Saturday, November 14, 2009

Sad death for soccer, BUT awakening for awareness.

A dusty college professor review...

CLICK ON THIS ABOVE TO ENLARGE &READ (i found it in my closet from my film school days, fun to read & remember AND i actually hated this teacher)...

Sunday, November 1, 2009

More Viola images (26th street show)

Latte Coffee moment.

Ater a visit at a gallery, i wanted to relax with a latte in a coffee garden in the West Village.
Well, i DID relax until i saw a painting, quietly trying behind a plant.
There was something about the woman portrayed that made me want to photograph this expression. I can't put a finger on it, but i did feel a need to take a picture of her.

SO that i could "experience" her again. At some other point in time.

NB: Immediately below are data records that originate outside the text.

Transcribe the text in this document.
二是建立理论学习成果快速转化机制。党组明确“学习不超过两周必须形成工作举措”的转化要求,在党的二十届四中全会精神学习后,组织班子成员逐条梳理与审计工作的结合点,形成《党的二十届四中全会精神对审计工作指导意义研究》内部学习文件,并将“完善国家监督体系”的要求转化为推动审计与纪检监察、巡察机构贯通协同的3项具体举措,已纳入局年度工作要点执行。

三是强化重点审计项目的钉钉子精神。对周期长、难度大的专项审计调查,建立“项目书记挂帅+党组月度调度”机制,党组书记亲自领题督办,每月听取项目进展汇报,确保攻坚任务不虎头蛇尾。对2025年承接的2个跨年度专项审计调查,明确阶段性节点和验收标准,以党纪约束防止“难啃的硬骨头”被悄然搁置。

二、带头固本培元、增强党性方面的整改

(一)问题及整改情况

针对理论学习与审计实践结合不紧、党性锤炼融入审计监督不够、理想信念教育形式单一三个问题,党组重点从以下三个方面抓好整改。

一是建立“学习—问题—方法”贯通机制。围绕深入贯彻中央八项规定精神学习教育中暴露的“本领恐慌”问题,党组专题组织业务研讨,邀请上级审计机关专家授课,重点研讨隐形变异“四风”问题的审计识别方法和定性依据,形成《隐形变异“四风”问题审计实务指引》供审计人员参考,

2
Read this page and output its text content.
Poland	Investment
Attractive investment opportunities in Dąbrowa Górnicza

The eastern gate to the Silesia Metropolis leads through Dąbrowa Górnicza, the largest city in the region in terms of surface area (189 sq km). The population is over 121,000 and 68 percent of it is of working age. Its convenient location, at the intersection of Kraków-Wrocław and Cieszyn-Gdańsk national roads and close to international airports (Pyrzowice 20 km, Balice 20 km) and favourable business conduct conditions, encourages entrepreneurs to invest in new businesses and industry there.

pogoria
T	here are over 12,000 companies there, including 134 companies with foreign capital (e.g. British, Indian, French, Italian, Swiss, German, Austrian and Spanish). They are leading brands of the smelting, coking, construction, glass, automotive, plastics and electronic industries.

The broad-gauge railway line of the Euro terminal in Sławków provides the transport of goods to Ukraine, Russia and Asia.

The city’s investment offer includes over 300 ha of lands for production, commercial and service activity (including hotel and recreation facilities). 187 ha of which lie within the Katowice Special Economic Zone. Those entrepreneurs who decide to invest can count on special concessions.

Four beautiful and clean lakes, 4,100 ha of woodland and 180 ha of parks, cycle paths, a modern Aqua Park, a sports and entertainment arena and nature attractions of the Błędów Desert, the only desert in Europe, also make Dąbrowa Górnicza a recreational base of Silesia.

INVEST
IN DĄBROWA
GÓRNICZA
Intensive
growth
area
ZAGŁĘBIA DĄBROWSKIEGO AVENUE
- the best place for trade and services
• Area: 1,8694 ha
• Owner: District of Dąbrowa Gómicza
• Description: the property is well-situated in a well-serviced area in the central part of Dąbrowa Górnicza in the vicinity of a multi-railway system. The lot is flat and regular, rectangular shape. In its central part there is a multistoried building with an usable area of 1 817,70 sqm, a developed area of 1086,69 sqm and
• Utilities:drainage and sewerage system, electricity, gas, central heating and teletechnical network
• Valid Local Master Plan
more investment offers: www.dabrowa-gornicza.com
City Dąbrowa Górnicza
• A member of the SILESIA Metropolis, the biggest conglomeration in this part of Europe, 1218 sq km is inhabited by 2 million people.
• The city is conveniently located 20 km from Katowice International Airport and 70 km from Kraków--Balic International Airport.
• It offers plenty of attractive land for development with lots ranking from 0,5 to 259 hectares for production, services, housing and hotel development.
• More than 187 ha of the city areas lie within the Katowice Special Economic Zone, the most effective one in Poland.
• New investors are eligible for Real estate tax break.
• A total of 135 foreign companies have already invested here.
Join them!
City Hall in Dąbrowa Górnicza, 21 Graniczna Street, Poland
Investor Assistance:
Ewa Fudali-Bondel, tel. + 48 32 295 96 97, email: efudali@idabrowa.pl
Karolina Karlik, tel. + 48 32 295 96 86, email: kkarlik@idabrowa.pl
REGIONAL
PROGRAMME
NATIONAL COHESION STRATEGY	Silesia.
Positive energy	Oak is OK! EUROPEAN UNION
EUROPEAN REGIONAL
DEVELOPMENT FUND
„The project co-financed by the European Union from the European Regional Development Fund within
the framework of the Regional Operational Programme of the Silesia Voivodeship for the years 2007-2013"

BillViola's "moving" narrative

Yesterday I viewed Bill Viola's new works. Many interesting pieces regarding BODY studies framed on the wall (his usual video portraiture with variant edges to them).
There was one wall that affected me immediately. A woman crying in the middle. A burning home. A contemplative man (maybe her husband?). What i experienced was a bizarre and emotionally coherent "narrative via 3 screen storytelling. It was really really moving.

Above are some images i snapped from my afternoon gallery visit...

Wednesday, October 28, 2009

Great Author. Brave Woman.

JUNG CHANG was born in Yibin, Sichuan Province, China, in 1952. She left China for Britain in 1978 and obtained a Ph.D. in linguistics from York University in 1982, the first person from the People??s Republic of China to receive a doctorate from a British university. She lives in London and has recently completed a biography of Mao.